Uma das indicações era o deputado Raul Pila para o ministério da Educação.
Lacerda atalhou: “Doutor Júlio, pelo amor de Deus! O deputado Raul Pila é um grande homem, um apóstolo na luta pelo parlamentarismo. É admirado pelo espírito público, pela coerência, pelo idealismo. Mas, agora, é um homem inadequado para a função. É surdo, quase totalmente surdo. Só escuta com o aparelho. E está caminhando, suponho, para os 80 anos. Como é que o senhor quer colocar um homem assim na Educação?”
Mesquita, como se vê, não era exatamente um bom montador de times. Isso custaria caro para seu jornal.
Mesquita não se deteve com as palavras ferinas de Lacerda: levou seus dois nomes para Castelo Branco. Classificava-os como “irrecusáveis”.
Mas Castelo Branco recusou ambos, e ali começou o afastamento que levaria o Estadão, anos depois, a publicar receitas em textos censurados.
Não demoraria muito e Lacerda também romperia com Castelo Branco. A real motivação é que Lacerda queria apoio de Castelo para ser presidente.
Estavam marcadas eleições presidenciais para 1965 e, como Serra depois de FHC, Lacerda tinha certeza de que chegara sua vez.
Mas o mandato de Castelo foi prorrogado, e eleições presidenciais só haveria dali a 24 anos, em 1989.
A ruptura definitiva entre Lacerda e Castelo veio quando Lacerda definiu Castelo como um homem “mais feio por dentro do que por fora”.
Dada a avassaladora feiúra física de Castelo Branco, um homem atarracado e sem pescoço, era de imaginar o que Lacerda pensava das virtudes morais de Castelo.
Quanto ao Doutor Júlio, voltou a São Paulo humilhado e ofendido, em sua arrogância aristocrática – e logo continuaria a se dedicar à obra magna de sua vida: tornar o Estadão um jornal completamente desconectado do chamado Zeitgeist, o espírito do tempo.

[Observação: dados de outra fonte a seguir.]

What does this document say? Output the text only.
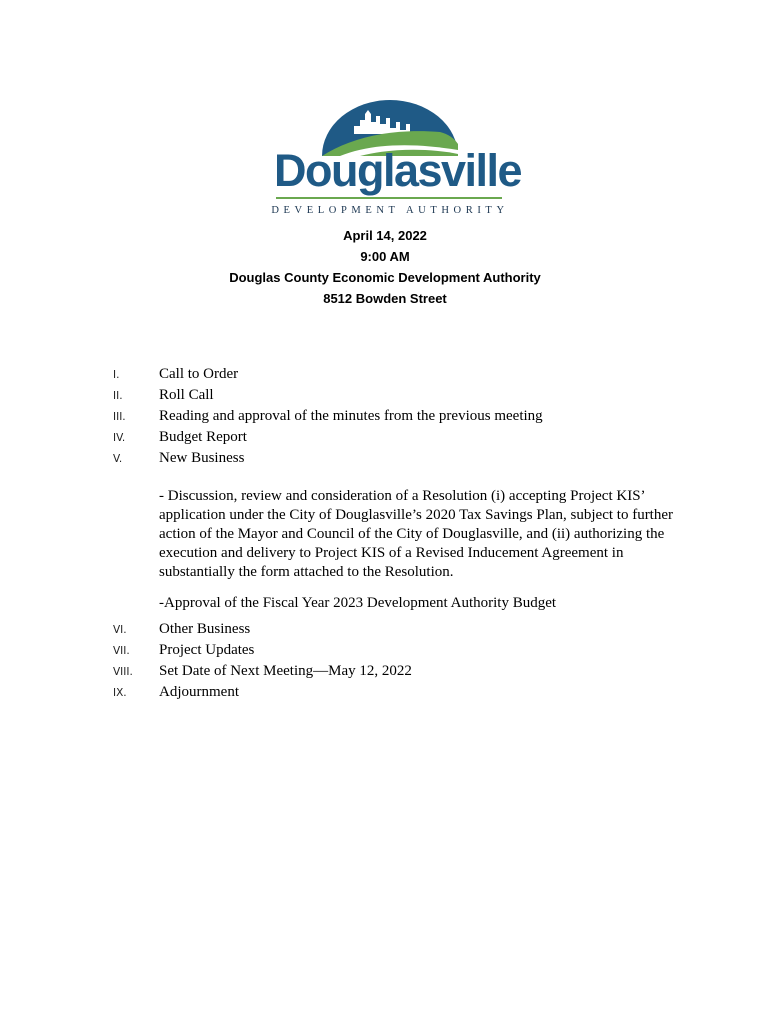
Douglasville
DEVELOPMENT AUTHORITY
April 14, 2022
9:00 AM
Douglas County Economic Development Authority
8512 Bowden Street
I.	Call to Order
II. Roll Call
III. Reading and approval of the minutes from the previous meeting
IV. Budget Report
V. New Business
- Discussion, review and consideration of a Resolution (i) accepting Project KIS’ application under the City of Douglasville’s 2020 Tax Savings Plan, subject to further action of the Mayor and Council of the City of Douglasville, and (ii) authorizing the execution and delivery to Project KIS of a Revised Inducement Agreement in substantially the form attached to the Resolution.
-Approval of the Fiscal Year 2023 Development Authority Budget
VI. Other Business
VII. Project Updates
VIII. Set Date of Next Meeting—May 12, 2022
IX. Adjournment
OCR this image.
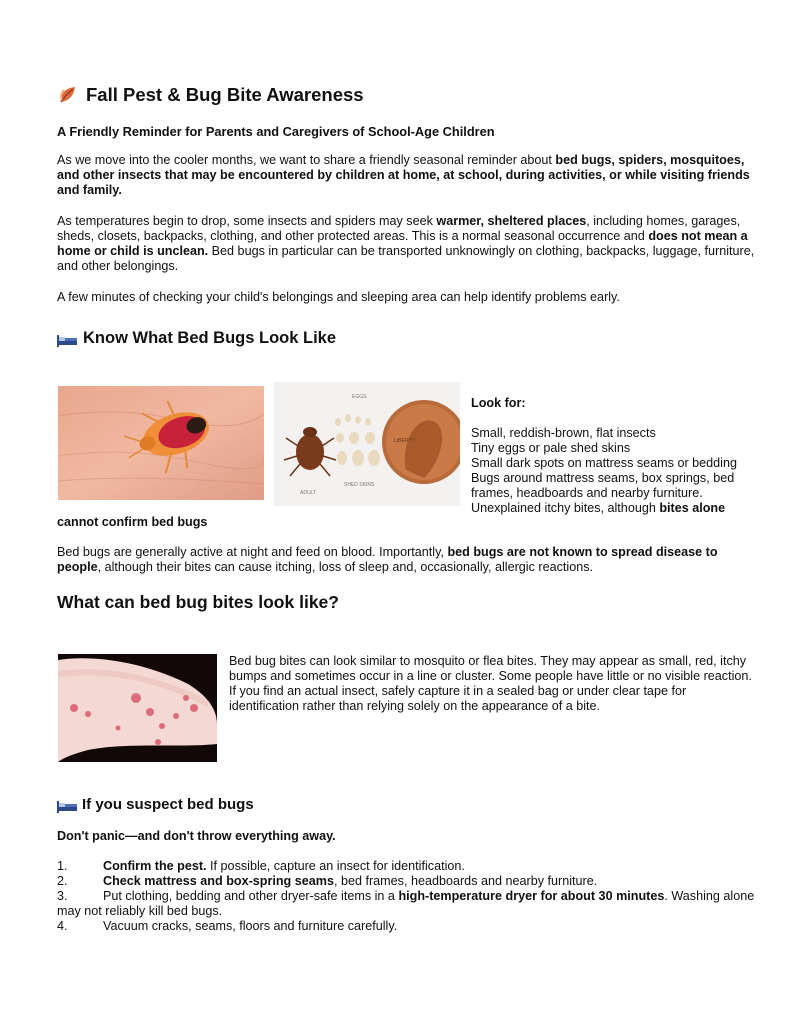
Fall Pest & Bug Bite Awareness
A Friendly Reminder for Parents and Caregivers of School-Age Children

As we move into the cooler months, we want to share a friendly seasonal reminder about bed bugs, spiders, mosquitoes, and other insects that may be encountered by children at home, at school, during activities, or while visiting friends and family.

As temperatures begin to drop, some insects and spiders may seek warmer, sheltered places, including homes, garages, sheds, closets, backpacks, clothing, and other protected areas. This is a normal seasonal occurrence and does not mean a home or child is unclean. Bed bugs in particular can be transported unknowingly on clothing, backpacks, luggage, furniture, and other belongings.

A few minutes of checking your child's belongings and sleeping area can help identify problems early.

Know What Bed Bugs Look Like
LIBERTY
ADULT
SHED SKINS
EGGS	Look for:
Small, reddish-brown, flat insects
Tiny eggs or pale shed skins
Small dark spots on mattress seams or bedding
Bugs around mattress seams, box springs, bed frames, headboards and nearby furniture.
Unexplained itchy bites, although bites alone
cannot confirm bed bugs

Bed bugs are generally active at night and feed on blood. Importantly, bed bugs are not known to spread disease to people, although their bites can cause itching, loss of sleep and, occasionally, allergic reactions.

What can bed bug bites look like?

Bed bug bites can look similar to mosquito or flea bites. They may appear as small, red, itchy bumps and sometimes occur in a line or cluster. Some people have little or no visible reaction. If you find an actual insect, safely capture it in a sealed bag or under clear tape for identification rather than relying solely on the appearance of a bite.

If you suspect bed bugs
Don't panic—and don't throw everything away.
1.	Confirm the pest. If possible, capture an insect for identification.
2.	Check mattress and box-spring seams, bed frames, headboards and nearby furniture.
3.	Put clothing, bedding and other dryer-safe items in a high-temperature dryer for about 30 minutes. Washing alone may not reliably kill bed bugs.
4.	Vacuum cracks, seams, floors and furniture carefully.
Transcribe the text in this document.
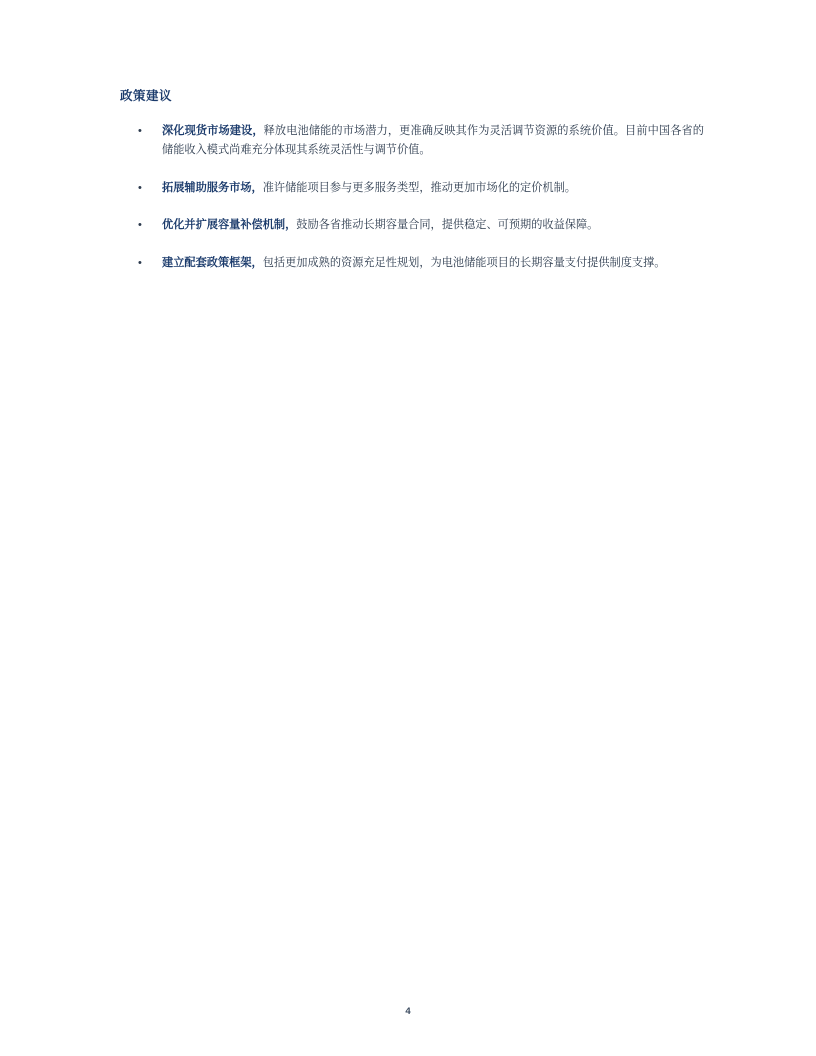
政策建议
• 深化现货市场建设，释放电池储能的市场潜力，更准确反映其作为灵活调节资源的系统价值。目前中国各省的储能收入模式尚难充分体现其系统灵活性与调节价值。
• 拓展辅助服务市场，准许储能项目参与更多服务类型，推动更加市场化的定价机制。
• 优化并扩展容量补偿机制，鼓励各省推动长期容量合同，提供稳定、可预期的收益保障。
• 建立配套政策框架，包括更加成熟的资源充足性规划，为电池储能项目的长期容量支付提供制度支撑。
4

Ficaria fácil para a Folha ultrapassá-lo, na década de 1980. O Brasil se transformara. O regime militar se esfacelava. Mas o Estadão achava que seu papel na redemocratização era publicar receitas ridículas.
Como jornal relevante, o Estadão morreria ali. Desde então, é um morto vivo, agora bem mais morto que vivo por conta da internet.